Minecraft is almost entirely single-threaded* and coded in
Java. As such, your quadruple core machine with umpteen 2Ghz processors is still only give it at most 2Ghz of work (hyper-threading aside) and the actual code is none too efficient either.
Ironically** what often gets sighted as "lag" is how it has the annoying start-up lag you always get in JIT-interpreters as one of their
optimisations where every time a chunk of code is encountered for the first time in a running, it gets compiled again from bytecode to computer code and the whole program comes to a stop.
As an aside, Minecraft's "mod support" is also a quirk of Java, namely you can decompile, add your own code and recompile. It's mod support in the same way knocking down a wall and building a new one is refurnishing your house.
Minecraft is still essentially a paid tech demo where the developers went "This'd be cool!" and chucked it in.

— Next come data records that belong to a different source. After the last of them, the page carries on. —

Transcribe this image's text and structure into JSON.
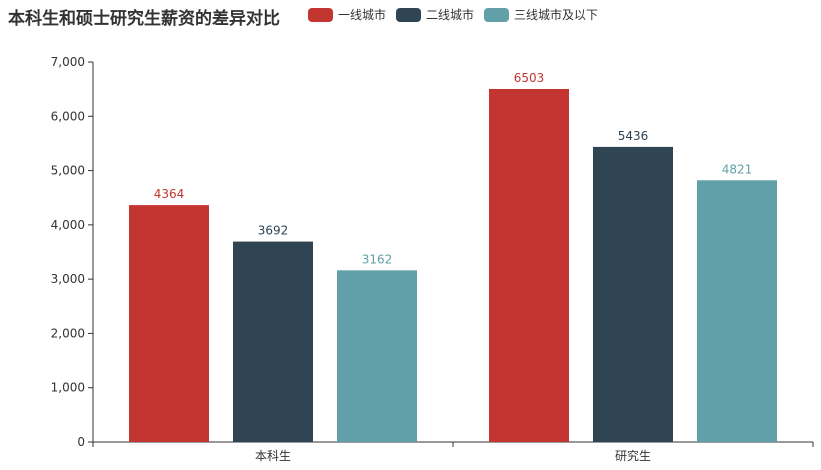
{
  "chart_data": {
    "type": "bar",
    "title": "本科生和硕士研究生薪资的差异对比",
    "categories": [
      "本科生",
      "研究生"
    ],
    "series": [
      {
        "name": "一线城市",
        "values": [
          4364,
          6503
        ],
        "color": "#c23531"
      },
      {
        "name": "二线城市",
        "values": [
          3692,
          5436
        ],
        "color": "#2f4554"
      },
      {
        "name": "三线城市及以下",
        "values": [
          3162,
          4821
        ],
        "color": "#61a0a8"
      }
    ],
    "ylim": [
      0,
      7000
    ],
    "yticks": [
      0,
      1000,
      2000,
      3000,
      4000,
      5000,
      6000,
      7000
    ],
    "ytick_labels": [
      "0",
      "1,000",
      "2,000",
      "3,000",
      "4,000",
      "5,000",
      "6,000",
      "7,000"
    ],
    "legend_position": "top",
    "grid": false
  }
}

In-spite of all of these drawbacks, it still manages to be something some find rather fun. They wanted to make it a 3D rougelike with voxel-based building and with adventuring, so far they got half-way there and a bit.
* I am aware some multi-threading has been added but it still uses at most 25% of my 4-core machine.*** Adding multiple threads to a design originally based around one thread is like taking a donkey and trying to get a horse out of it, the best you'll get is a mule.
** This is actually a legitimate example of irony. "A state of affairs that is the reverse of what was to be expected; a result opposite to and in mockery of the appropriate result". An optimisation (the appropriate result being fast code) is causing people to complain of lag (the reverse state of affairs).
Now that is irony! *** FYI, my Quadcore i7 processor with 2.2Ghz (up to 3.2GHz with dynamic overclocking) per processor and NVIDIA GT 555M graphics card does manage to squeeze out on average a few hundred FPS with Minecraft.
Hopefully Notch learnt from some of these problems, especially "Don't hoist threads into a single threaded design after-the-fact. Think concurrent from the start".